Calling a genre “southern rock” is a bit redundant, if you ask Gregg Allman, whose group, the Allman Brothers Band, is part of the movement. His feeling was that most rock music comes from south of the Mason-Dixon anyway, so the geographical qualifier is unnecessary. But if, like many rock fans, you do buy into the idea of “southern rock” — an unpretentious, working class, guitar and piano driven brand of rock music primary played by guys whose long hair just about covered their rednecks — you can make the argument that ground zero is right here, on 1973’s Pronounced Leh-Nerd Skin-Nerd.

Think of it like this: Deep Purple and Led Zeppelin preceded Black Sabbath, but Sabbath is attributed with creating heavy metal with their 1970 debut. Similarly, even though the Allmans and ZZ Top had already released some classic albums by ’73, the aforementioned were more like blues bands making rock music. With Lynyrd Skynyrd and Pronounced Leh-Nerd Skin-Nerd, the south had its own radio and arena-ready act.

Let’s get “Freebird” out of the way first. Along with Zeppelin’s “Stairway To Heaven,” it was one of the epic deep-ballad-that-morphs-into-deep-rocker songs that dominated the radio in the ’70s and continues to be a staple on classic rock stations to this day. Depending on where you sit, “Freebird” either symbolizes everything you love or everything you hate about Skynyrd and ’70s rock. Four decades later, the song has become one of music’s biggest cliches, inescapable at concerts and large events thanks to The Most Annoying Dude In The Crowd. But if, somehow, you haven’t heard the song in, say, five years and you return to it with open ears, you might be surprised by how well it holds up. “Freebird” would not have become so irritatingly legendary were it not a great song.

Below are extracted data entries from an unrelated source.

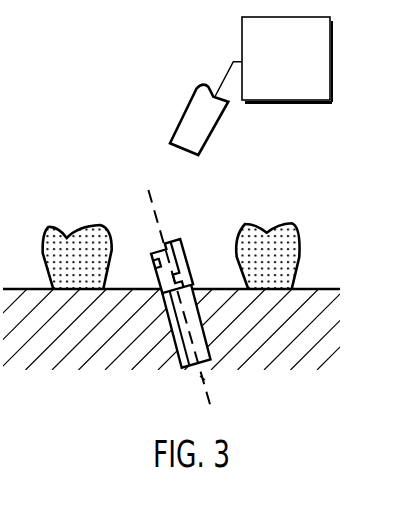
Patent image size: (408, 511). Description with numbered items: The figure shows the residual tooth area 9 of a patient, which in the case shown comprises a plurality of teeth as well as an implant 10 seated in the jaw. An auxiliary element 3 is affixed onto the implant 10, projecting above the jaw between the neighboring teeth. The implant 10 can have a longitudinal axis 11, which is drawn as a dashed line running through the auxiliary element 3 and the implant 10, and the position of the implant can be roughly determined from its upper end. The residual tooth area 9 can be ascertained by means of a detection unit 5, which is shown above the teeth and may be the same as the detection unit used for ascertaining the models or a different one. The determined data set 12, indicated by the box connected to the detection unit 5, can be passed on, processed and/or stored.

The auxiliary element 3 is at (184, 250).
The detection unit 5 is at (186, 119).
The residual tooth area 9 is at (365, 234).
The implant 10 is at (204, 338).
The longitudinal axis 11 is at (205, 378).
The data set 12 is at (300, 103).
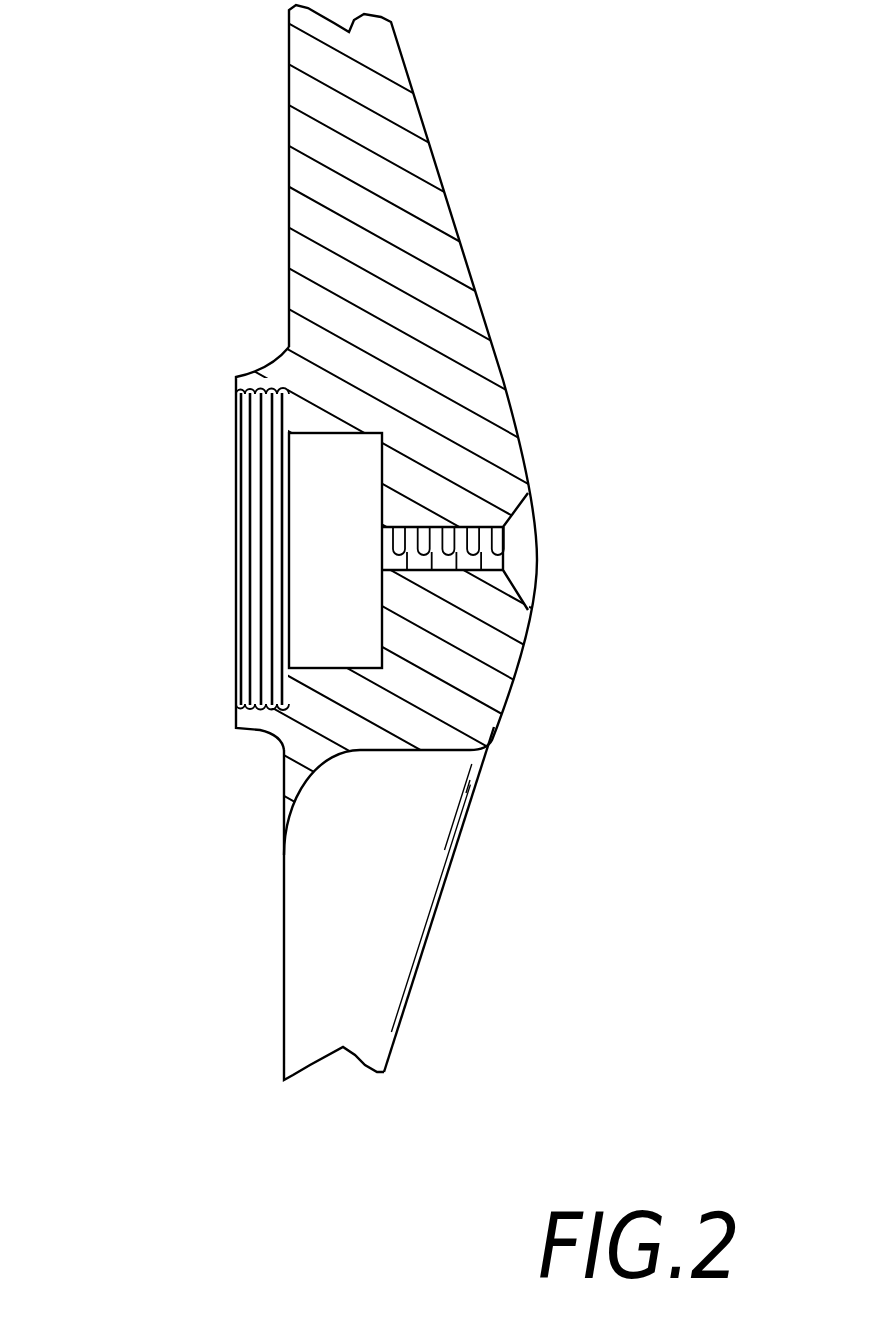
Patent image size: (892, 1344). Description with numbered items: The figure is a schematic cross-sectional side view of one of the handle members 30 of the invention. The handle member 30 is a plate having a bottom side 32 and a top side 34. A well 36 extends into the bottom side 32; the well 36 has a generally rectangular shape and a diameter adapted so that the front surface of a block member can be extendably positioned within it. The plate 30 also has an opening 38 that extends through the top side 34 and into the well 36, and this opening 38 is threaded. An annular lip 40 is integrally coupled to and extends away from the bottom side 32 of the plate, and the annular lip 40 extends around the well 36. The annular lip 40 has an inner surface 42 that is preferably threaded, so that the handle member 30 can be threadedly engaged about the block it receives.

The handle member 30 is at (495, 969).
The bottom side 32 is at (283, 968).
The top side 34 is at (473, 805).
The well 36 is at (285, 555).
The opening 38 is at (527, 548).
The annular lip 40 is at (262, 727).
The inner surface 42 is at (246, 430).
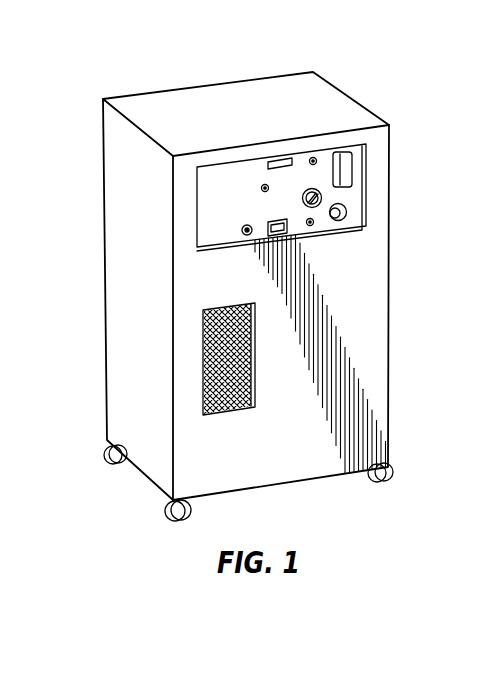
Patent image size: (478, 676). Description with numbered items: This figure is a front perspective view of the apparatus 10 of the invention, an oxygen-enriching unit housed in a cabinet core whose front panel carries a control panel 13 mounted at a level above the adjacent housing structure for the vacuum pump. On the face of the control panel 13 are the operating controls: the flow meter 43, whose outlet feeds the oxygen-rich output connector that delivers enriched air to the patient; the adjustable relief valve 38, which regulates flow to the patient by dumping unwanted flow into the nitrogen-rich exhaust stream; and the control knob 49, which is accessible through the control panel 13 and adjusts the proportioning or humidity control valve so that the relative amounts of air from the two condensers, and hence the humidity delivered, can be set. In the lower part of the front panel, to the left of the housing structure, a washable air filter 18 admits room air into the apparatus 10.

The apparatus 10 is at (402, 211).
The control panel 13 is at (353, 192).
The flow meter 43 is at (340, 152).
The adjustable relief valve 38 is at (338, 221).
The control knob 49 is at (248, 236).
The washable air filter 18 is at (255, 358).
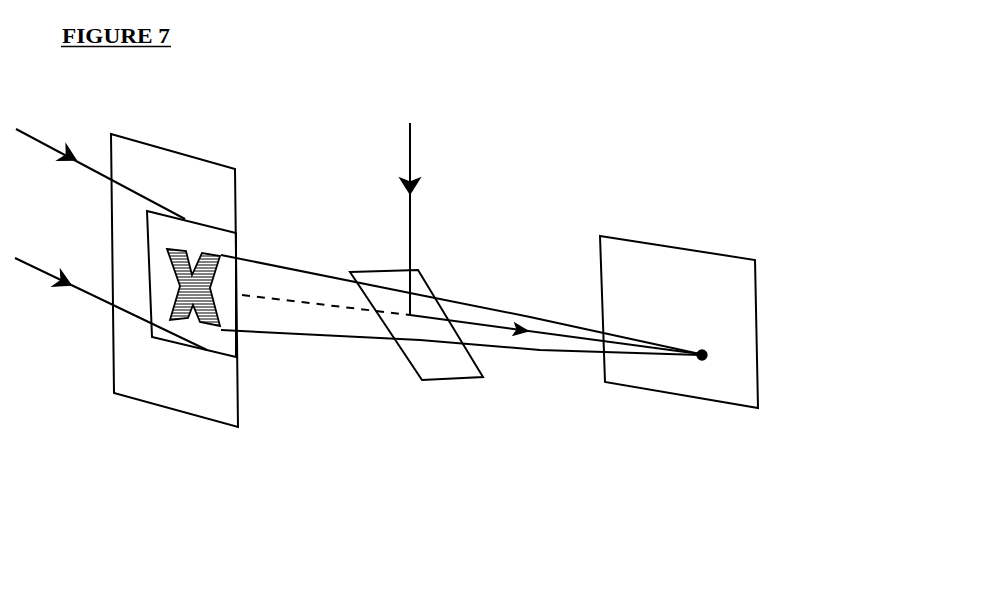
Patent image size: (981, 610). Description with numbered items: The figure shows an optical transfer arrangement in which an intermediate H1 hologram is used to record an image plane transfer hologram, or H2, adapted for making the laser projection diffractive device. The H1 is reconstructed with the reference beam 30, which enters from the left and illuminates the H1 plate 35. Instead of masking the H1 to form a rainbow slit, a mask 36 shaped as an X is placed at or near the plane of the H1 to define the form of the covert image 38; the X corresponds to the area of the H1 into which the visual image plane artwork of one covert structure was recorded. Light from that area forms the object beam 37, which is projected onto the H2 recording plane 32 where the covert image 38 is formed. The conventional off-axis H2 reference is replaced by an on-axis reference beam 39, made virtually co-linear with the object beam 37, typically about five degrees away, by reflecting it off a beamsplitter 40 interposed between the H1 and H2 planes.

The reference beam 30 is at (106, 239).
The H2 recording plane 32 is at (702, 322).
The aperture plate 35 is at (168, 267).
The mask 36 is at (186, 324).
The object beam 37 is at (507, 372).
The covert image 38 is at (702, 355).
The on-axis reference beam 39 is at (565, 388).
The beamsplitter 40 is at (414, 374).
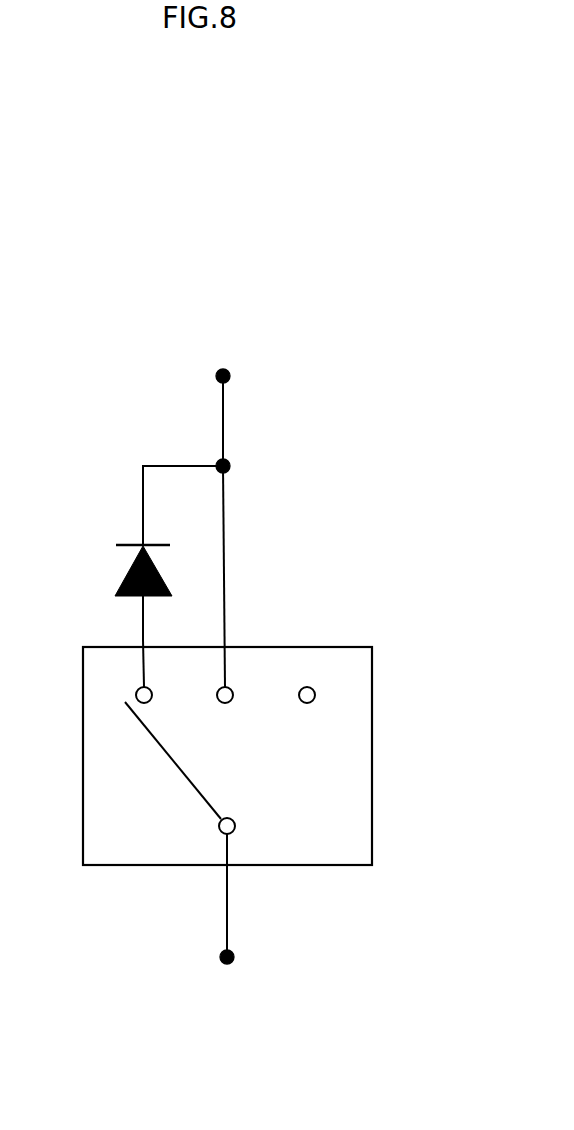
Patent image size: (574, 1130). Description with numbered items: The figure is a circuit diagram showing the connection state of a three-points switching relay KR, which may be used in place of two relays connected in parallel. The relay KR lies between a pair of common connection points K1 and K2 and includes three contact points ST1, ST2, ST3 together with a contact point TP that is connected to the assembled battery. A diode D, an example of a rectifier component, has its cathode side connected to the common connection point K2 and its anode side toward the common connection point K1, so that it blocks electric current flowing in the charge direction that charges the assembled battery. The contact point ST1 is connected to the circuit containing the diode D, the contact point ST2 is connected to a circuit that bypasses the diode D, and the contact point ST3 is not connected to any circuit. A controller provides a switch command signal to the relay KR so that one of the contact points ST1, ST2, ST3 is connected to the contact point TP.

The common connection point K2 is at (230, 374).
The common connection point K1 is at (233, 955).
The diode D is at (127, 577).
The three-points switching relay KR is at (207, 756).
The contact point ST1 is at (136, 694).
The contact point ST2 is at (217, 696).
The contact point ST3 is at (299, 696).
The contact point TP is at (198, 771).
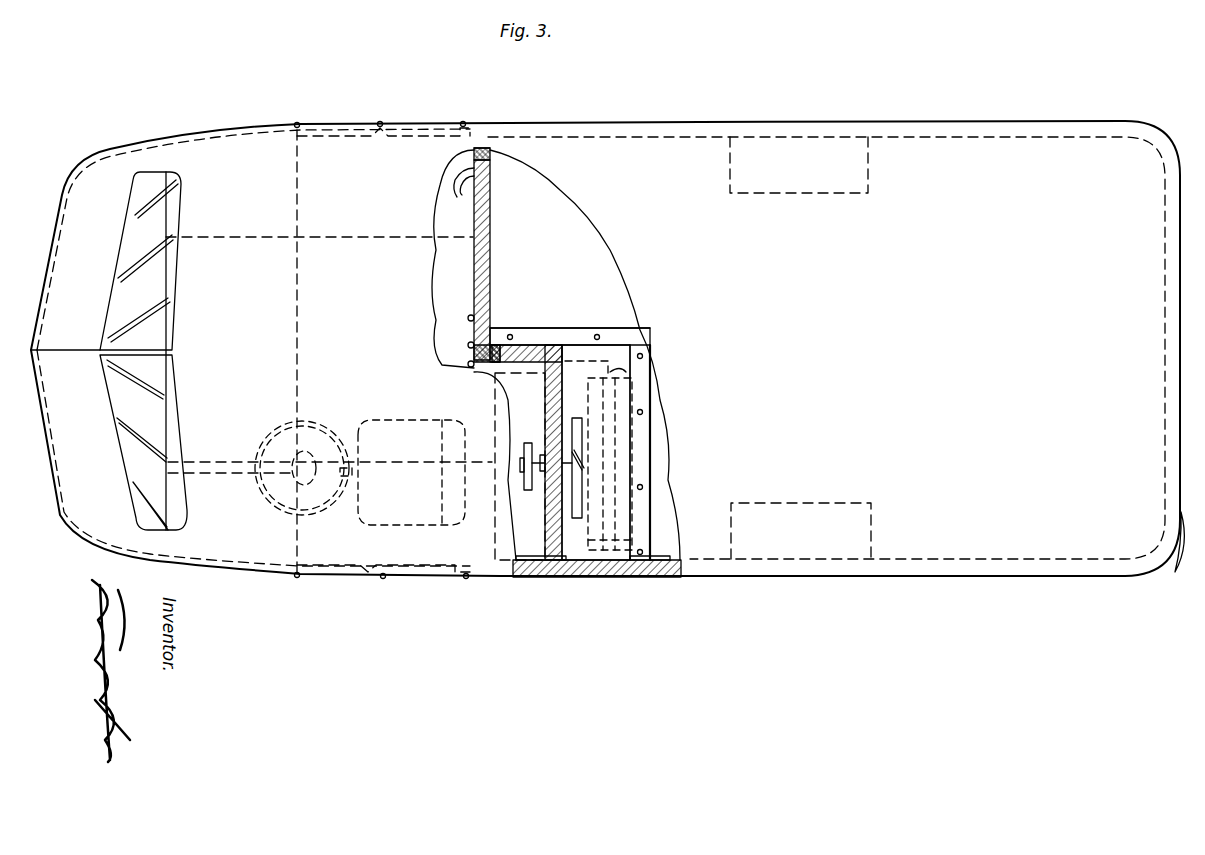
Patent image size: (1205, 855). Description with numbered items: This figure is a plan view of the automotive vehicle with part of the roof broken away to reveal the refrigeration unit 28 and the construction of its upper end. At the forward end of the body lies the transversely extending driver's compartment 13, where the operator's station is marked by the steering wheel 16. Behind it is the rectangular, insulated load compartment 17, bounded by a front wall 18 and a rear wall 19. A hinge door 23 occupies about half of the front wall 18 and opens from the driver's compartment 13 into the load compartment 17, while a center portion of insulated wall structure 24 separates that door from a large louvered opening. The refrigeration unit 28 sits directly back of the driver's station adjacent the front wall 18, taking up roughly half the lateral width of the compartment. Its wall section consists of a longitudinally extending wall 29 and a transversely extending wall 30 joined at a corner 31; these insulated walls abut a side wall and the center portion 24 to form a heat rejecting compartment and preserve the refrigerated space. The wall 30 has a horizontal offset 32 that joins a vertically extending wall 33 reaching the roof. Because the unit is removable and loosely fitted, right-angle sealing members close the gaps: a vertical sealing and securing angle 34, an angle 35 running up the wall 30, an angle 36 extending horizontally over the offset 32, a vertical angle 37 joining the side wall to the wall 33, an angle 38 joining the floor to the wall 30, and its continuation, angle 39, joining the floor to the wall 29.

Then there’s “Gimme Three Steps.” In a genre filled with machismo, this is the rare song that celebrates high-tailing it out of harm’s way. “I was scared and fearing for my life/I was shakin’ like a leaf on a tree,” Ronnie Van Zant sang. “‘Cause he was lean, mean, big and bad, lord, pointin’ that gun at me!” It’s one of the funniest songs in the classic rock canon. 

In an era before the phrase “power ballad” was coined and certainly before it became a dirty word, the album highlighted two classic power ballads, “Simple Man” and “Tuesday’s Gone.” Sung from the narrator’s memory of advice given to him by his mother, the former was something of a mission statement for the band: “Take your time, don’t live too fast/troubles will come and they will pass/go find a woman and you’ll find love/and don’t forget son/there is someone up above.” One could argue “Simple Man” is as influential to today’s country music as any of Hank Williams’ songs.